Faits et procédure. En l’espèce, suivant déclaration de cession du 29 septembre 2015, un particulier avait acquis auprès d'un garage automobile un véhicule d'occasion de marque BMW, dont il avait pris possession le jour même. Le 28 décembre suivant, une facture attestant du règlement du solde du prix de vente lui avait été délivrée et il avait, d'une part, fait immatriculer le véhicule, d'autre part, souscrit un contrat d'assurance.

Dans la nuit du 31 décembre suivant, le véhicule avait été incendié accidentellement sur la voie publique.

L'assureur ayant refusé sa garantie, aux motifs que le véhicule sinistré aurait été détourné au préjudice d'une société de location polonaise, puis cédé, pour un prix très inférieur à celui du marché, à l’assuré, qui en aurait été receleur de fait, celui-ci l'avait assigné en indemnisation devant un tribunal judiciaire.

Décision CA Bastia. Pour dire justifié le refus de l'assureur d'indemniser le sinistre, la cour d’appel de Bastia (CA Bastia, 12 février 2020, n° 19/00027 N° Lexbase : A66643EK), avait relevé que le véhicule incendié avait été acquis par l’assuré dans des « circonstances obscures », dont témoignaient le décalage entre la prise de possession du bien, le 29 septembre 2015, et son immatriculation en France et son assurance auprès de la MACIF, le 28 décembre suivant, le fait que la déclaration de cession fasse référence à un certificat d'immatriculation n'indiquant ni sa date ni son numéro, et l'absence de justification par l’assuré du versement allégué d'acomptes en espèces pour un montant total de 20 000 euros.

L'arrêt en avait déduit que les droits de l'assuré sur « un véhicule acquis dans des conditions frauduleuses » sont « éminemment contestables ».

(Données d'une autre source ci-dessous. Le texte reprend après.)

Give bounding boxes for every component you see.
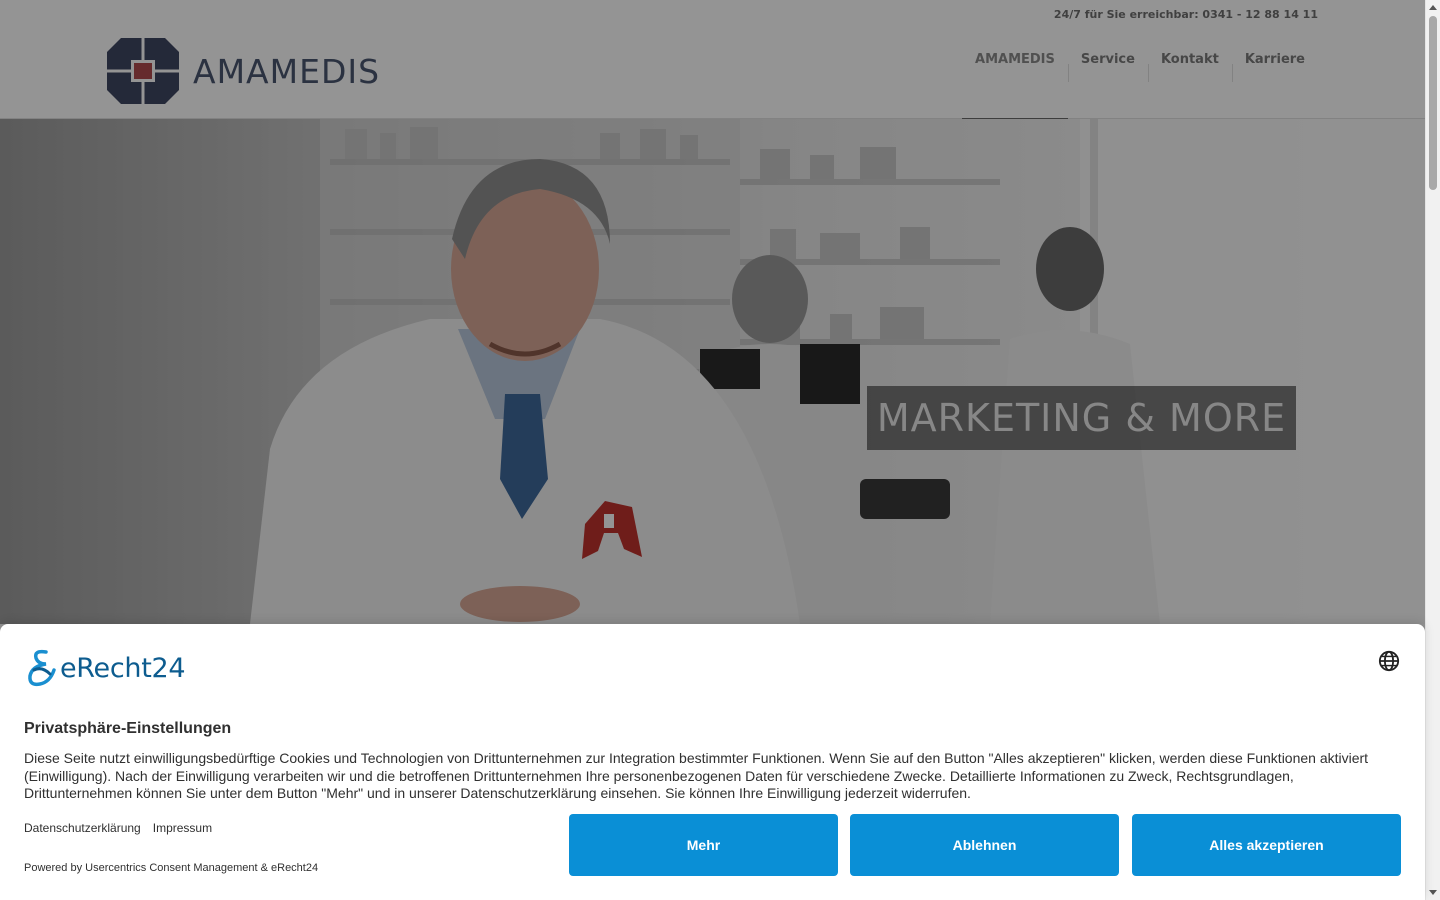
- privacy-policy-link[interactable]: Datenschutzerklärung: [24, 821, 141, 835]
- consent-title: Privatsphäre-Einstellungen: [24, 720, 232, 737]
- brand-name: eRecht24: [60, 652, 186, 684]
- consent-banner: eRecht24 Privatsphäre-Einstellungen Dies…: [0, 624, 1425, 900]
- more-button[interactable]: Mehr: [569, 814, 838, 876]
- erecht24-logo: eRecht24: [24, 648, 186, 688]
- imprint-link[interactable]: Impressum: [153, 821, 212, 835]
- scroll-thumb[interactable]: [1429, 16, 1437, 190]
- page-scrollbar[interactable]: [1425, 0, 1440, 900]
- powered-by-text: Powered by Usercentrics Consent Manageme…: [24, 862, 319, 874]
- globe-icon[interactable]: [1378, 650, 1400, 672]
- scroll-up-arrow-icon[interactable]: [1429, 5, 1437, 10]
- erecht24-logo-icon: [28, 649, 56, 687]
- scroll-down-arrow-icon[interactable]: [1429, 890, 1437, 895]
- accept-all-button[interactable]: Alles akzeptieren: [1132, 814, 1401, 876]
- consent-description: Diese Seite nutzt einwilligungsbedürftig…: [24, 750, 1369, 801]
- consent-links: Datenschutzerklärung Impressum: [24, 821, 212, 835]
- deny-button[interactable]: Ablehnen: [850, 814, 1119, 876]
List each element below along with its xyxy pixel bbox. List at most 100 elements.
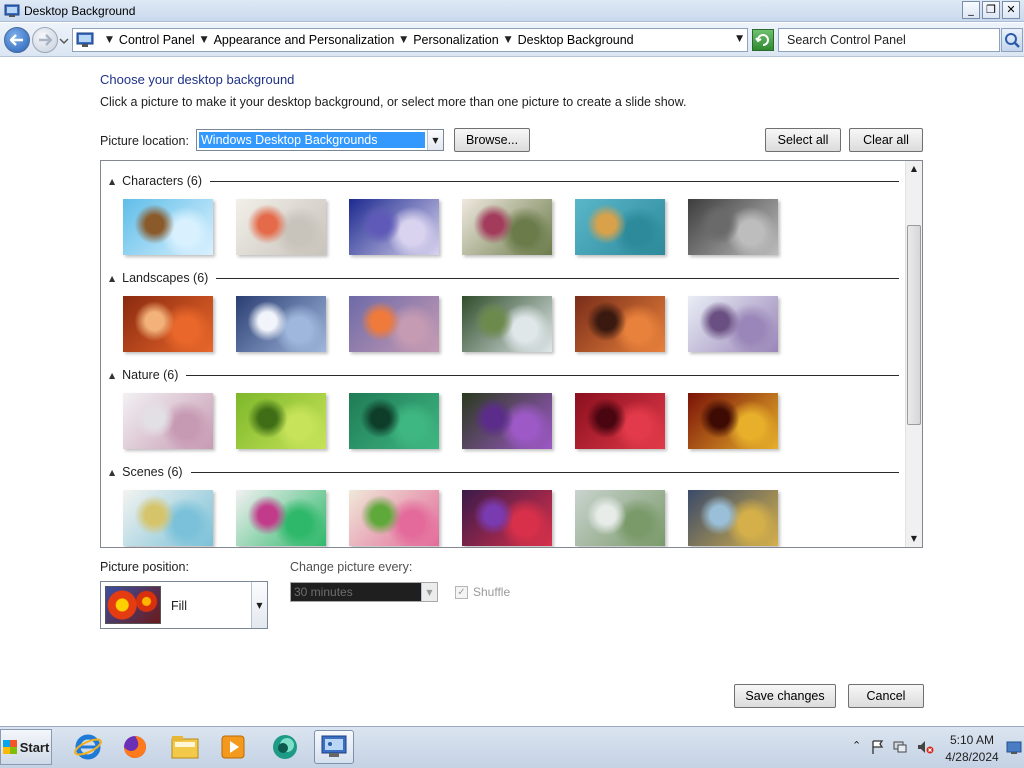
group-header[interactable]: ▲ Scenes (6) (109, 464, 899, 480)
clock-time[interactable]: 5:10 AM (942, 733, 1002, 747)
wallpaper-thumbnail-landscapes-1[interactable] (123, 296, 213, 352)
picture-gallery[interactable]: ▲ Characters (6) ▲ Landscapes (6) ▲ Nature (6… (100, 160, 923, 548)
group-divider (190, 471, 899, 473)
start-button[interactable]: Start (0, 729, 52, 765)
show-desktop-icon[interactable] (1006, 739, 1022, 755)
wallpaper-thumbnail-landscapes-6[interactable] (688, 296, 778, 352)
media-player-icon[interactable] (213, 730, 253, 764)
cancel-button[interactable]: Cancel (848, 684, 924, 708)
wallpaper-thumbnail-characters-6[interactable] (688, 199, 778, 255)
clear-all-button[interactable]: Clear all (849, 128, 923, 152)
control-panel-icon (76, 32, 94, 47)
wallpaper-thumbnail-scenes-4[interactable] (462, 490, 552, 546)
group-title: Landscapes (6) (122, 271, 209, 285)
breadcrumb-control-panel[interactable]: Control Panel (119, 33, 195, 47)
maximize-button[interactable]: ❐ (982, 1, 1000, 19)
volume-muted-icon[interactable] (916, 739, 934, 755)
picture-location-select[interactable]: Windows Desktop Backgrounds ▼ (196, 129, 444, 151)
breadcrumb-appearance[interactable]: Appearance and Personalization (214, 33, 395, 47)
collapse-group-icon[interactable]: ▲ (109, 274, 115, 283)
scroll-down-arrow-icon[interactable]: ▼ (906, 531, 922, 547)
picture-position-value: Fill (171, 599, 187, 613)
wallpaper-thumbnail-scenes-5[interactable] (575, 490, 665, 546)
wallpaper-thumbnail-nature-4[interactable] (462, 393, 552, 449)
wallpaper-thumbnail-nature-2[interactable] (236, 393, 326, 449)
control-panel-icon[interactable] (314, 730, 354, 764)
group-divider (186, 374, 899, 376)
chevron-down-icon[interactable]: ▼ (427, 130, 443, 150)
page-title: Choose your desktop background (100, 72, 295, 87)
wallpaper-thumbnail-characters-5[interactable] (575, 199, 665, 255)
forward-button[interactable] (32, 27, 58, 53)
shuffle-label: Shuffle (473, 585, 511, 599)
picture-position-select[interactable]: Fill ▼ (100, 581, 268, 629)
address-history-dropdown-icon[interactable]: ▼ (736, 34, 743, 44)
browse-button[interactable]: Browse... (454, 128, 530, 152)
scroll-up-arrow-icon[interactable]: ▲ (906, 161, 922, 177)
wallpaper-thumbnail-nature-3[interactable] (349, 393, 439, 449)
window-title: Desktop Background (24, 3, 136, 18)
wallpaper-thumbnail-landscapes-5[interactable] (575, 296, 665, 352)
show-hidden-icons-icon[interactable]: ⌃ (852, 739, 861, 752)
wallpaper-thumbnail-characters-3[interactable] (349, 199, 439, 255)
group-header[interactable]: ▲ Characters (6) (109, 173, 899, 189)
wallpaper-thumbnail-characters-1[interactable] (123, 199, 213, 255)
back-button[interactable] (4, 27, 30, 53)
group-divider (210, 180, 899, 182)
file-explorer-icon[interactable] (165, 730, 205, 764)
refresh-icon (755, 34, 769, 46)
collapse-group-icon[interactable]: ▲ (109, 177, 115, 186)
wallpaper-thumbnail-characters-4[interactable] (462, 199, 552, 255)
wallpaper-thumbnail-scenes-6[interactable] (688, 490, 778, 546)
wallpaper-thumbnail-landscapes-3[interactable] (349, 296, 439, 352)
chevron-down-icon[interactable]: ▼ (106, 35, 113, 45)
search-input[interactable]: Search Control Panel (778, 28, 1000, 52)
title-bar: Desktop Background _ ❐ ✕ (0, 0, 1024, 22)
search-button[interactable] (1001, 28, 1023, 52)
clock-date[interactable]: 4/28/2024 (942, 750, 1002, 764)
chevron-down-icon: ▼ (421, 583, 437, 601)
breadcrumb[interactable]: ▼ Control Panel ▼ Appearance and Persona… (72, 28, 748, 52)
control-panel-icon (4, 4, 20, 17)
chevron-down-icon[interactable]: ▼ (400, 35, 407, 45)
wallpaper-thumbnail-nature-5[interactable] (575, 393, 665, 449)
save-changes-button[interactable]: Save changes (734, 684, 836, 708)
firefox-icon[interactable] (115, 730, 155, 764)
group-title: Scenes (6) (122, 465, 183, 479)
checkbox-checked-icon: ✓ (455, 585, 468, 599)
refresh-button[interactable] (752, 29, 774, 51)
group-header[interactable]: ▲ Landscapes (6) (109, 270, 899, 286)
main-content: Choose your desktop background Click a p… (0, 58, 1024, 724)
chevron-down-icon[interactable]: ▼ (505, 35, 512, 45)
wallpaper-thumbnail-characters-2[interactable] (236, 199, 326, 255)
scroll-thumb[interactable] (907, 225, 921, 425)
wallpaper-thumbnail-landscapes-4[interactable] (462, 296, 552, 352)
network-icon[interactable] (892, 739, 908, 755)
browser-globe-icon[interactable] (265, 730, 305, 764)
wallpaper-thumbnail-nature-1[interactable] (123, 393, 213, 449)
change-picture-label: Change picture every: (290, 560, 413, 574)
vertical-scrollbar[interactable]: ▲ ▼ (905, 161, 922, 547)
breadcrumb-desktop-background[interactable]: Desktop Background (518, 33, 634, 47)
wallpaper-thumbnail-landscapes-2[interactable] (236, 296, 326, 352)
select-all-button[interactable]: Select all (765, 128, 841, 152)
shuffle-checkbox: ✓ Shuffle (455, 585, 510, 599)
wallpaper-thumbnail-scenes-1[interactable] (123, 490, 213, 546)
collapse-group-icon[interactable]: ▲ (109, 468, 115, 477)
wallpaper-thumbnail-scenes-3[interactable] (349, 490, 439, 546)
close-button[interactable]: ✕ (1002, 1, 1020, 19)
action-center-flag-icon[interactable] (870, 739, 886, 755)
group-title: Nature (6) (122, 368, 179, 382)
minimize-button[interactable]: _ (962, 1, 980, 19)
internet-explorer-icon[interactable] (68, 730, 108, 764)
recent-pages-dropdown-icon[interactable] (59, 36, 69, 46)
arrow-right-icon (39, 34, 52, 46)
chevron-down-icon[interactable]: ▼ (201, 35, 208, 45)
wallpaper-thumbnail-nature-6[interactable] (688, 393, 778, 449)
search-icon (1005, 33, 1020, 48)
wallpaper-thumbnail-scenes-2[interactable] (236, 490, 326, 546)
group-header[interactable]: ▲ Nature (6) (109, 367, 899, 383)
chevron-down-icon[interactable]: ▼ (251, 582, 267, 628)
breadcrumb-personalization[interactable]: Personalization (413, 33, 498, 47)
collapse-group-icon[interactable]: ▲ (109, 371, 115, 380)
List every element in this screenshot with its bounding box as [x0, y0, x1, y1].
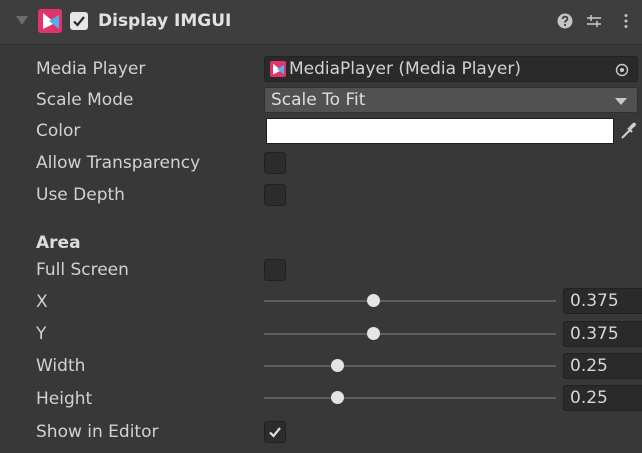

Cassation. La décision est censurée au visa des articles L. 121-1, alinéa 1er N° Lexbase : L0077AA4, et L. 121-6, alinéa 1er N° Lexbase : L0082AAB, du Code des assurances, et l'article 1134, devenu 1103 N° Lexbase : L0822KZH, du Code civil. Comme le relève la Cour régulatrice, selon les deux premiers de ces textes, l'assurance relative aux biens est un contrat d'indemnité et toute personne ayant intérêt à la conservation d'une chose peut la faire assurer. Aux termes du troisième, les contrats légalement formés tiennent lieu de loi à ceux qui les ont faits.

Aussi, c’est par un motif inopérant tiré de la qualité de la possession sur le véhicule sinistré, que la cour d’appel a violé les textes susvisés, alors qu'elle constatait que l’intéressé était l'assuré, de sorte qu'il appartenait à l'assureur d'exécuter l'obligation indemnitaire dont il était tenu envers celui-ci.